Further observation on 06/17/10 with Staff #U and V between 10:00 A.M. and 11:50 A.M. revealed clean cooking utensils (whisks,spatulas, tongs, knives) were stored in drawers that also contained non-cooking items such as pot holders, cleaning cloths, and ink pens. Staff #U verified cooking utensils were to be stored in the clean area only and were not to be stored with non-cooking equipment. In addition, on 06/17/10 at 11:00 A.M., a large paper drinking cup was seen stored on the shelf where the hot food was dipped for patient meals. Interview with the cook at this time revealed the drinking utensil belonged to the cook (that was dipping the hot foods for service). The cook stated at this time the cup contained his/her drinking water.

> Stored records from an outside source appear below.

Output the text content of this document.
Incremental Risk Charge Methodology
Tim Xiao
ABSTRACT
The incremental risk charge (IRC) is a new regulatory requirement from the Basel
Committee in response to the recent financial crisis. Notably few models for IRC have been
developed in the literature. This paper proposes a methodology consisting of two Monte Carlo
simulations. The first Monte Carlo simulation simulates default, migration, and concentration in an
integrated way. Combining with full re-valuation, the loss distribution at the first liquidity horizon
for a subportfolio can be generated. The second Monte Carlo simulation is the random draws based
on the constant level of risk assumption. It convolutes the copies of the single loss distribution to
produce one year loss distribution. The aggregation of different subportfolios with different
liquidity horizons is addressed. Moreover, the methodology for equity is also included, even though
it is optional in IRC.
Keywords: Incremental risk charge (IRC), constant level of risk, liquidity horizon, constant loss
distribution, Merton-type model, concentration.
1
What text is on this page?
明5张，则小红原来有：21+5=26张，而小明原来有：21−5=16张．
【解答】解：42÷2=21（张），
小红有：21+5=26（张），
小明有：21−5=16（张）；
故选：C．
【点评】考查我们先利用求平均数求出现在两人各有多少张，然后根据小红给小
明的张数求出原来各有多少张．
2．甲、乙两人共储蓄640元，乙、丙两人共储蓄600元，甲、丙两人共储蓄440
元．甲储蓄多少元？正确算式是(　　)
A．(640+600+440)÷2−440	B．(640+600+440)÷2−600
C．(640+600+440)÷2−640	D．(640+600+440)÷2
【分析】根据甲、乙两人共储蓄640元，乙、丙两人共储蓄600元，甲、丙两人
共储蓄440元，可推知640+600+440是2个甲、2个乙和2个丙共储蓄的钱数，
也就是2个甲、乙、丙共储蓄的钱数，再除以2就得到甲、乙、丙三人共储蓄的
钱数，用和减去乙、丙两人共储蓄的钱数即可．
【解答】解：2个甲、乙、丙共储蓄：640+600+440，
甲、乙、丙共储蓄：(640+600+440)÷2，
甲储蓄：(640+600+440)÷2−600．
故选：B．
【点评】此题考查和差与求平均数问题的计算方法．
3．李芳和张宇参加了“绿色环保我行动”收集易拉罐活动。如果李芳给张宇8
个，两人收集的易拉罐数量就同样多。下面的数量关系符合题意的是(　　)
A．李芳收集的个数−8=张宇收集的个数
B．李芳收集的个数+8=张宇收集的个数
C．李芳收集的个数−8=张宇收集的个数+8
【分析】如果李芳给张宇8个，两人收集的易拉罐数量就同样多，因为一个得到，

Review of the dietary policy titled "Food Safety Program and Training", on 06/17/10 at 1:00 P.M., revealed temperature for prepped food items must be recorded at least twice daily in the temperature logs and kept on file for one year. Review of the temperature logs on 06/17/10, revealed food temperatures were only recorded one time on 06/03/10, 06/05/10, and 06/06/10. These findings were verified with Staff #U on 06/17/10 at 10:48 A.M.
Tag No.: A0700
Based on observations and staff interviews, the condition of participation for physical environment is not met as the facility failed to: maintain latching stairwell doors, repair the penetrations in the smoke barriers, maintain the self closure on smoke barrier door, ensure the light switch in the gas storage room was at least 5 feet from the floor, and ensure smoke detectors were not obstructed by air flow. The patient census was 79.
Findings include:
The facility failed to ensure the physical envioment was maintained to protect the safety and well-bing of all patients. Refer to A701,482.41(a) Buildings.
Tag No.: A0701
Based on observations and staff interviews, the facility failed to ensure the safety and well-being of all patients was maintained in the physical environment. The patient census was 79.
Findings include:
The facility failed to ensure all stairwell doors latched securely. Refer to K20
The facility failed to ensure wall penetrations in smoke barriers were repaired. Refer to K25.
The facility failed to ensure all doors in smoke barriers were self- closing. Refer to K27.
The facility failed to ensure all medical gas storage room light switches were located at least 5 feet from the floor. Refer to K76.
The facility failed to ensure all smoke detectors were located so air flow was not obstructing the intended operation of the detectors. Refer to K130.